Spotify’s unique elements include better ways to get fit and be social. The Running feature not only lets you easily queue up music that matches your current tempo, but also provides motivating new compositions from the likes of Tiësto and Ellie Goulding. And just recently, the service added a new Party mode that lets you quickly shift the mood of the music with the flow of your gathering. It’s not a mind-blowing feature, but rather a cool little trick that may save you a few moments of fumbling at your next bash.
It’s hard to argue with free—actually, it’s not that difficult, but some people just aren’t ready to pay for streaming music. Fair enough. Spotify offers the most mobile functionality for those users, letting you listen to any artist, album, or playlist… in shuffle mode only. And with sporadic audio ads, of course. Still, that’s a pretty solid deal for the price of nothing.
Google Play Music, meanwhile, lets you tap into its automated, ad-supported radio stations without pay, although that’s not really any different than using something like Pandora. However, the free version of Google Play Music has another big option: the aforementioned matching service, which lets you upload 50,000 songs to the cloud and listen to them anywhere without a paid subscription.
If you’re willing to pay, however—and you’ll need to if you want full functionality—the going rate for all three services is $10/month for one user. Google Play Music and Spotify each have a one-month free trial for new users, while Apple Music offers a whopping three free months upfront.
Want your whole family to rock out on their myriad devices? Apple Music and Google Play Music offer the best deals for a larger crew, letting up to six people share the same account for just $15 a month—and each person gets a login, so you won’t be embarrassed by your kids’ tunes popping up in your feed. Spotify, meanwhile, hasn’t amended its family plan to meet the competition: each additional user is $5, all the way up to $30/month for five people.
Each of the three largest Android streaming services has significant advantages, whether it’s the free playback and special modes of Spotify, Beats 1 radio station and personal curation of Apple Music, or the YouTube Red access and free matching service with Google Play Music. Given the similar core streaming functionality between the services, any of those perks could sway your decision above all.
For us, Spotify is the best-rounded of the bunch on Android. It has a useful and comfortable interface, the recommendations and discoverability elements are helpful, and the Running feature in particular is great for phone users. Add in support for Google Now voice commands and Chromecast streaming, not to mention the solid free functionality, and Spotify delivers a compelling mobile experience. The lack of cloud-based local library matching is a notable downside, however, and could push some users away.
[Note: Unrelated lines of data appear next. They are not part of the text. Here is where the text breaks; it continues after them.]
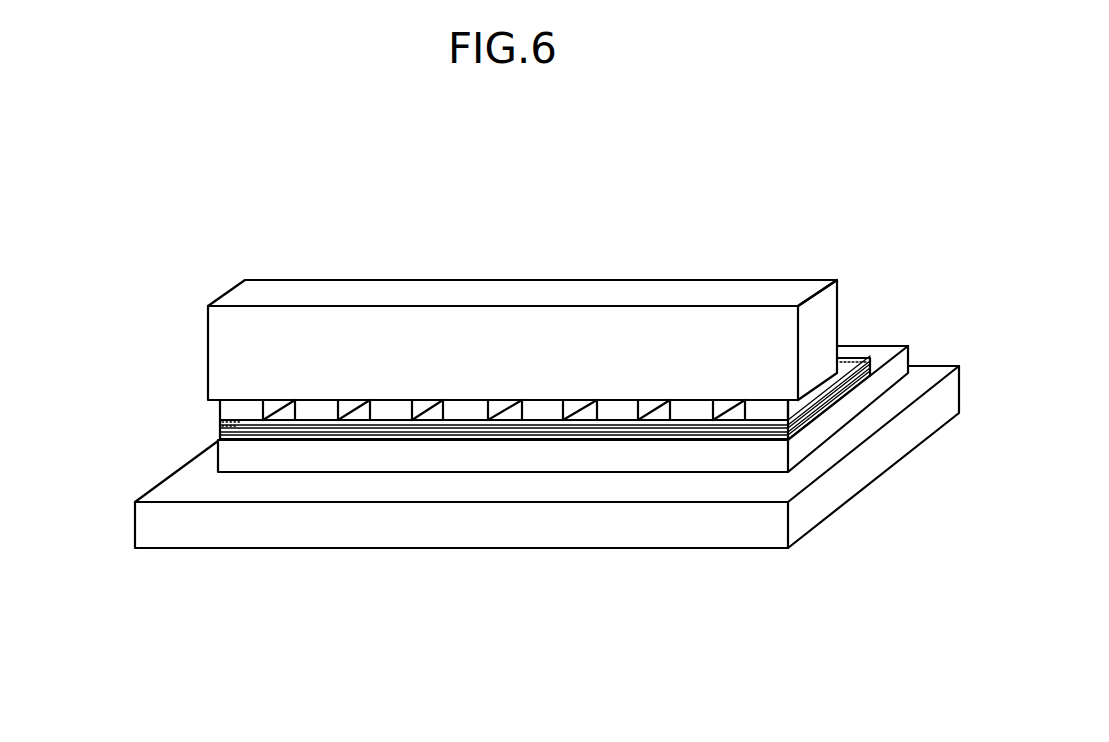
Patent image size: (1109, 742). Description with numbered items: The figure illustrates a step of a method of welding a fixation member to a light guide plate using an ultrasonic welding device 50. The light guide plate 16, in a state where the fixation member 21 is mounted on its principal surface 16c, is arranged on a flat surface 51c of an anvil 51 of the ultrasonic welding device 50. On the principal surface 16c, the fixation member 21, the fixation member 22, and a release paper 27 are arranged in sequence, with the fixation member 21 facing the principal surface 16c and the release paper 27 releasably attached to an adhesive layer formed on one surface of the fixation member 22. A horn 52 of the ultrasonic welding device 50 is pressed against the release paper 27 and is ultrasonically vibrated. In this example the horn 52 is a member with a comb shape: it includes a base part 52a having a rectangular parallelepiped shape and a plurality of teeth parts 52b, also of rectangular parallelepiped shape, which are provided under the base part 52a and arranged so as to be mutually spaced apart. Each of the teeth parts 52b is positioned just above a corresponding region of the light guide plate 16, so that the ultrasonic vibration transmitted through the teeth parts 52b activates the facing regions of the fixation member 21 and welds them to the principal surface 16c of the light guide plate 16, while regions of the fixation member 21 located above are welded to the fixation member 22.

The ultrasonic welding device 50 is at (93, 323).
The horn 52 is at (187, 337).
The base part 52a is at (800, 278).
The teeth parts 52b is at (248, 415).
The anvil 51 is at (138, 468).
The flat surface 51c is at (665, 486).
The fixation member 21 is at (427, 432).
The fixation member 22 is at (487, 430).
The release paper 27 is at (575, 422).
The light guide plate 16 is at (892, 335).
The principal surface 16c is at (870, 355).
Apple Music is a close contender overall, even trumping Spotify with certain features, but it needs more work to refine the interface and make the app better integrated with Android services. Google Play Music, on the other hand, doesn’t feel as comprehensively built out as the other two; it’s a huge stack of music without much of a hook to get you to explore what’s on offer. Still, the benefit of YouTube Red is huge, and the ability to upload songs to the cloud without a paid membership is incredibly handy.